Significant question marks hang over the legal implications of seeking to impose an insurance code of conduct of superannuation fund trustees which will ultimately need to be clarified and resolved, according to the Association of Superannuation Funds of Australia (ASFA).
The ASFA has used its submission responding to the recommendations of the Insurance within Superannuation Working Group (ISWG) to point out the legal/legislative problems it foresees will need to be addressed before the code can become fully applicable.
The submission said ASFA believed getting the governance arrangements around the code was vital in complex environments which surrounds the superannuation industry.
In doing so, it said there were a number of areas of concern, not least the proposed establishment of the Australian Financial Complaints Authority (AFCA) and the evolving nature of the new external dispute resolution (EDR) regime.

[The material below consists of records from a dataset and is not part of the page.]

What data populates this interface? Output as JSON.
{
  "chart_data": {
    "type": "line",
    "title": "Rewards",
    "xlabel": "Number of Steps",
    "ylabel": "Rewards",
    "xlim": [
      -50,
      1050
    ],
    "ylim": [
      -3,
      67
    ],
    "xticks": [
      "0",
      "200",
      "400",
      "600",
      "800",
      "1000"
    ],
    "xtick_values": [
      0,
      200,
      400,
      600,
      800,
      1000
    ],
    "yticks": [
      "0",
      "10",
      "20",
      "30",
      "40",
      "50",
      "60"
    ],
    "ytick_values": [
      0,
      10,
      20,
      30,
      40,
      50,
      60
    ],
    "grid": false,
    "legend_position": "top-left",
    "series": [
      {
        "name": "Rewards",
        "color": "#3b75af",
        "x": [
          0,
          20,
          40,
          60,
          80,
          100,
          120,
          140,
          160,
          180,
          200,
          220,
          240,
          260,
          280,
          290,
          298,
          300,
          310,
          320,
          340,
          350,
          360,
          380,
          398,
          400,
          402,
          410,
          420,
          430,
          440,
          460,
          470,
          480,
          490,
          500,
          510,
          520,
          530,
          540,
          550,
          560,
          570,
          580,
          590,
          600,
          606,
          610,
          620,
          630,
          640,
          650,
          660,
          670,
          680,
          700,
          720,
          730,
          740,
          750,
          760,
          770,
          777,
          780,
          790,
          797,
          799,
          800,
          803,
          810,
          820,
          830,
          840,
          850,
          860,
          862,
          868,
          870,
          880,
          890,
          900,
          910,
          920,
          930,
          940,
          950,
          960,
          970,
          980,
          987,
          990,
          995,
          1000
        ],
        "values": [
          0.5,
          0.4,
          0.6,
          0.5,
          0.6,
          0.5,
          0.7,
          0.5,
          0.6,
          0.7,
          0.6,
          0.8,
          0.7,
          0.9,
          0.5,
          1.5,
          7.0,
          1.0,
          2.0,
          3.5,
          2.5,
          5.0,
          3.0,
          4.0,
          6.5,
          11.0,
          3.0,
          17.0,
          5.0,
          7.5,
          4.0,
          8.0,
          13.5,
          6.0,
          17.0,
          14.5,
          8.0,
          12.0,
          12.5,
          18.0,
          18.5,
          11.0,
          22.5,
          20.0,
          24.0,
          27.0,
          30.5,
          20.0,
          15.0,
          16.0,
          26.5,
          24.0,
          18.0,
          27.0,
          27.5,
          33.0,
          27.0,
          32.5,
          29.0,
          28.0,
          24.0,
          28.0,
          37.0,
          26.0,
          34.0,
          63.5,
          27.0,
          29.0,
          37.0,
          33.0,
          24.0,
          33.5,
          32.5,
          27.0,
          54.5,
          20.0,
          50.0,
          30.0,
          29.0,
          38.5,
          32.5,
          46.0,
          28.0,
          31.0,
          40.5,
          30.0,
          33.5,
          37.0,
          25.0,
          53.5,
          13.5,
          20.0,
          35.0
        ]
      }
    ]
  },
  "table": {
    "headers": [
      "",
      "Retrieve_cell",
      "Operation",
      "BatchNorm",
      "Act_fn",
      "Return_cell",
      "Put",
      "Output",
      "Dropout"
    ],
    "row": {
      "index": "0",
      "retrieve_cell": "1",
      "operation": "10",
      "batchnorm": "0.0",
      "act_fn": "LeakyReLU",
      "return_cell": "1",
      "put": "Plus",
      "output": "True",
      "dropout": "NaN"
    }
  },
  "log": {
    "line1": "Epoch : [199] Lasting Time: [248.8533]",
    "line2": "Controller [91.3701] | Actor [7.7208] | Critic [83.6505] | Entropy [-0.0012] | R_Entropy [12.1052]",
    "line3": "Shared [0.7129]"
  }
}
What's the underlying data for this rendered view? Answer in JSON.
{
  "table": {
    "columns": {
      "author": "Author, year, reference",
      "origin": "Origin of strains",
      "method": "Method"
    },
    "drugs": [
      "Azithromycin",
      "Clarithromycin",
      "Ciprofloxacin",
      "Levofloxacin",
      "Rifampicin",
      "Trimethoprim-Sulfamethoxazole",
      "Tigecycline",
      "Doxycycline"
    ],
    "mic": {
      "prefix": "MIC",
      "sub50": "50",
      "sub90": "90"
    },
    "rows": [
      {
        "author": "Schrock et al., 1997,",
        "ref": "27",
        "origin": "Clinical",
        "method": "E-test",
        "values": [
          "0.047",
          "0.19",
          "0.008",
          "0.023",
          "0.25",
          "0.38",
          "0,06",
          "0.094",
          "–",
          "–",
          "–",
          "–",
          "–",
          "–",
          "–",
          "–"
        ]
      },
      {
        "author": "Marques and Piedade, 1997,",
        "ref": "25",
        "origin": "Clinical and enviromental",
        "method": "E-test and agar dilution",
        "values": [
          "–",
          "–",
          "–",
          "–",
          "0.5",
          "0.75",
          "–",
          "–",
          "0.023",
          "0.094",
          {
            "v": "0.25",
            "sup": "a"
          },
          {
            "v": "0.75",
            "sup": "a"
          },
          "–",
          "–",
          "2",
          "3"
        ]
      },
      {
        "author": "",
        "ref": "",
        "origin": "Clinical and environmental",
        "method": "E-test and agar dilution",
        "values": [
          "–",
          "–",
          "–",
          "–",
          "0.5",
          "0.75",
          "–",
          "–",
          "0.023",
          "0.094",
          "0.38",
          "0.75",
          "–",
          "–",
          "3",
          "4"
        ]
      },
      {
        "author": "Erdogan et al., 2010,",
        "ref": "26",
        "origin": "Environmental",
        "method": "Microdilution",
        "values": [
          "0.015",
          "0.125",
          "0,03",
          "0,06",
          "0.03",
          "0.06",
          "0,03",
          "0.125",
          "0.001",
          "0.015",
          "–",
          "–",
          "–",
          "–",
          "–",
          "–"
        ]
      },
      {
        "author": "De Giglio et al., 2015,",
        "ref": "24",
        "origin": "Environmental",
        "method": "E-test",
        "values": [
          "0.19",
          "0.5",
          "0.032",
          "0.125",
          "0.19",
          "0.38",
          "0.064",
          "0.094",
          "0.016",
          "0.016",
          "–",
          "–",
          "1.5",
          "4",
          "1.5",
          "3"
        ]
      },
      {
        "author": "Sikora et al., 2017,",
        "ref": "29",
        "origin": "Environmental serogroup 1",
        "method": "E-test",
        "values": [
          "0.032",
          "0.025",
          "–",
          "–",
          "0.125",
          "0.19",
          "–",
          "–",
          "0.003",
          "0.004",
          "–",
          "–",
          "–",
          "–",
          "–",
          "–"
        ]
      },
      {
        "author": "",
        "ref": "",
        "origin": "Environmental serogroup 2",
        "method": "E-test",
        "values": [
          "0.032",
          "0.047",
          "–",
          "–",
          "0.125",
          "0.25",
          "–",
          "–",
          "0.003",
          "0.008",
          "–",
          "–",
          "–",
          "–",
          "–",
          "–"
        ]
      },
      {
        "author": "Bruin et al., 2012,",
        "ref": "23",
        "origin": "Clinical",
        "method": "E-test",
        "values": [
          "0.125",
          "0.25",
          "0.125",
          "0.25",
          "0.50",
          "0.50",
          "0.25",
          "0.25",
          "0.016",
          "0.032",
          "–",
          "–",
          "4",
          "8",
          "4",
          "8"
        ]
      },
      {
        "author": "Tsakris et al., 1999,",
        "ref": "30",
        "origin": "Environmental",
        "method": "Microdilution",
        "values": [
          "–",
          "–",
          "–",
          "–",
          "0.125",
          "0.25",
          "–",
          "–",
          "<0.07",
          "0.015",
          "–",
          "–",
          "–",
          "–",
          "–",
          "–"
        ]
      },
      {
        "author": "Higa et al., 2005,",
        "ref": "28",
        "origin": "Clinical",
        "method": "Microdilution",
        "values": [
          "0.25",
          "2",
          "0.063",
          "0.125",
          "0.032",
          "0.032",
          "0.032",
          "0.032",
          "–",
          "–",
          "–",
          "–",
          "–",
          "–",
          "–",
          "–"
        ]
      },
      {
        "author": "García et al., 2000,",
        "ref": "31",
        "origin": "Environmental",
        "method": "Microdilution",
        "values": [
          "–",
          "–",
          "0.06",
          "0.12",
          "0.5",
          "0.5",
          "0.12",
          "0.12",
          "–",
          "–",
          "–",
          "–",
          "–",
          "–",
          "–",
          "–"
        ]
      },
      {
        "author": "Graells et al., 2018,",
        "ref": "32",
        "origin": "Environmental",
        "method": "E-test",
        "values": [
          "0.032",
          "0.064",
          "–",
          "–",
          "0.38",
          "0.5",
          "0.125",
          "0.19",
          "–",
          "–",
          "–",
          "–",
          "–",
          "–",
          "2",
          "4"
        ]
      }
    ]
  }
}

“Much greater certainty will be required before we can contemplate their potential role in Code governance,” the ASFA submission said with respect to suggestions that AFCA should monitor the code.
The submission said questions had also been raised about whether trustees could be legally bound by the code given their statutory and fiduciary obligations and suggested that this was something which needed to be resolved before various governance options could be assessed.
However it suggested that one option might be for the industry associations to enter into a memorandum of understanding to determine who would take responsibility for the various activities associated with the code.
“Another option is for one industry association to own the code and attempt to bind superannuation to it,” the submission said.
However it warned that it did not believe this would be an effective approach at this time.